During a recent brewery tour, our guide was going through the requisite explanation of beer’s ingredients: malts, hops, yeast and water. At hops, he grabbed a jar and said, “These are hops.” Inside, were a bunch of tiny green pellets that I always describe as looking like guinea pig food (which assumes, possibly incorrectly, that you’re more familiar with guinea pig food than hop pellets). Breweries commonly tell guests these pellets are simply “hops” without anyone batting an eye (probably because everyone on the tour is just quietly waiting for their free beer). But showing off a bunch of pellets and saying “These are hops” is akin to holding up a can of tomato paste and saying “These are tomatoes.”
Now don’t get me wrong: Just as plenty of great pasta sauces are made from tomato paste, plenty of great brewers use hop pellets. But it’s important to understand that hops don’t begin their lives as hamster food. The hops used in beer start out as the flowers of hop plants. When initially picked, these “fresh” hops have a bit of a tacky, or “wet,” feeling to them and, if brewers act quickly, they can immediately be used in brewing beer.

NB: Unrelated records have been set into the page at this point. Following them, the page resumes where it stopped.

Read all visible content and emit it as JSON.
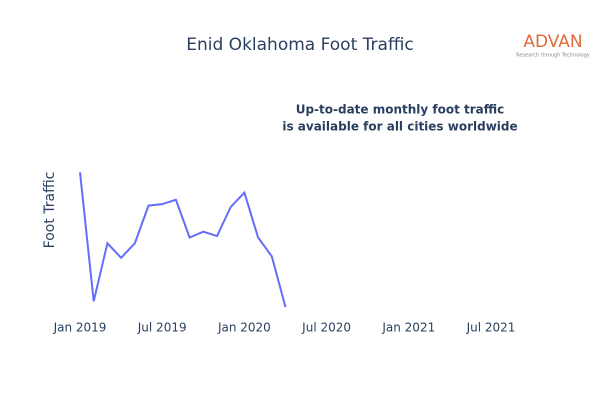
{
  "chart_data": {
    "type": "line",
    "title": "Enid Oklahoma Foot Traffic",
    "y_label": "Foot Traffic",
    "annotation": [
      "Up-to-date monthly foot traffic",
      "is available for all cities worldwide"
    ],
    "logo": {
      "name": "ADVAN",
      "tagline": "Research through Technology"
    },
    "x": [
      "2019-01",
      "2019-02",
      "2019-03",
      "2019-04",
      "2019-05",
      "2019-06",
      "2019-07",
      "2019-08",
      "2019-09",
      "2019-10",
      "2019-11",
      "2019-12",
      "2020-01",
      "2020-02",
      "2020-03",
      "2020-04"
    ],
    "series": [
      {
        "name": "Foot Traffic",
        "color": "#636efa",
        "values": [
          95,
          6,
          46,
          36,
          46,
          72,
          73,
          76,
          50,
          54,
          51,
          71,
          81,
          50,
          37,
          2
        ]
      }
    ],
    "xlim": [
      "2019-01",
      "2021-07"
    ],
    "xticks": [
      {
        "value": "2019-01",
        "label": "Jan 2019"
      },
      {
        "value": "2019-07",
        "label": "Jul 2019"
      },
      {
        "value": "2020-01",
        "label": "Jan 2020"
      },
      {
        "value": "2020-07",
        "label": "Jul 2020"
      },
      {
        "value": "2021-01",
        "label": "Jan 2021"
      },
      {
        "value": "2021-07",
        "label": "Jul 2021"
      }
    ],
    "ylim": [
      0,
      100
    ]
  }
}
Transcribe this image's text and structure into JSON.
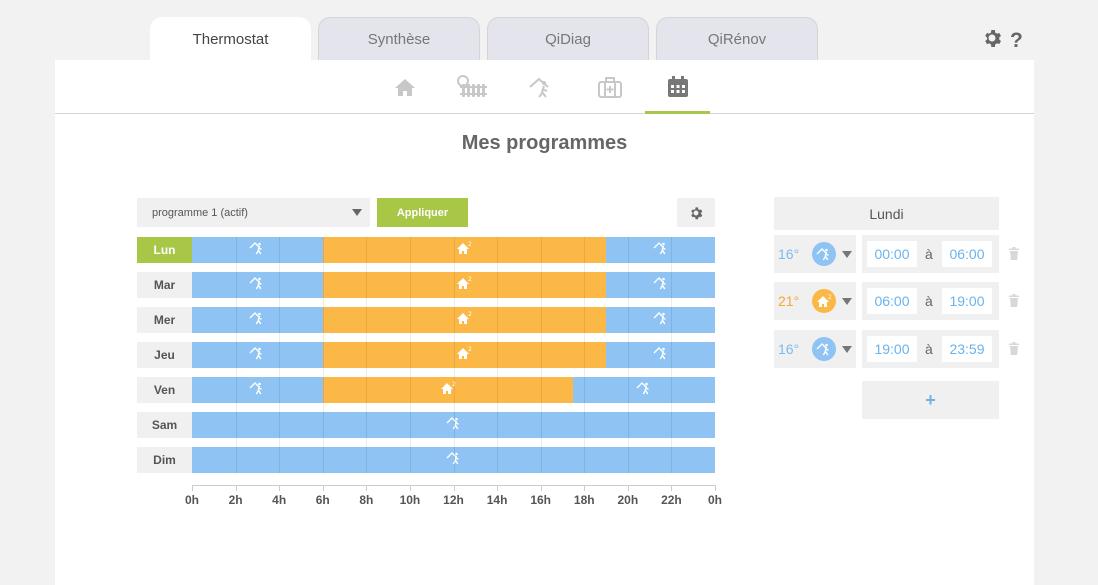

“Fresh Hop” or “Wet Hop” beers (though some may argue otherwise, I believe the names should be interchangeable) are made in this fashion: using hops directly off the bine (similar to a vine, but botanically different) without drying them for preservation, instead brewing with them as quickly as possible before they lose their fresh aromatics and flavors – usually within 24 hours of picking. Since most breweries aren’t situated on their own hop farm (though nowadays a few are) and the vast majority of brewers aren’t even that close to major hop growers, making Fresh Hop beers can be tricky logistically, especially for brewers outside of hop regions like the Pacific Northwest. That said, the additional delicate fresh flavors wet hops impart to a beer make the style worth the effort, leading some brewers to jump through the hoops of getting wet hops sent to them however they can.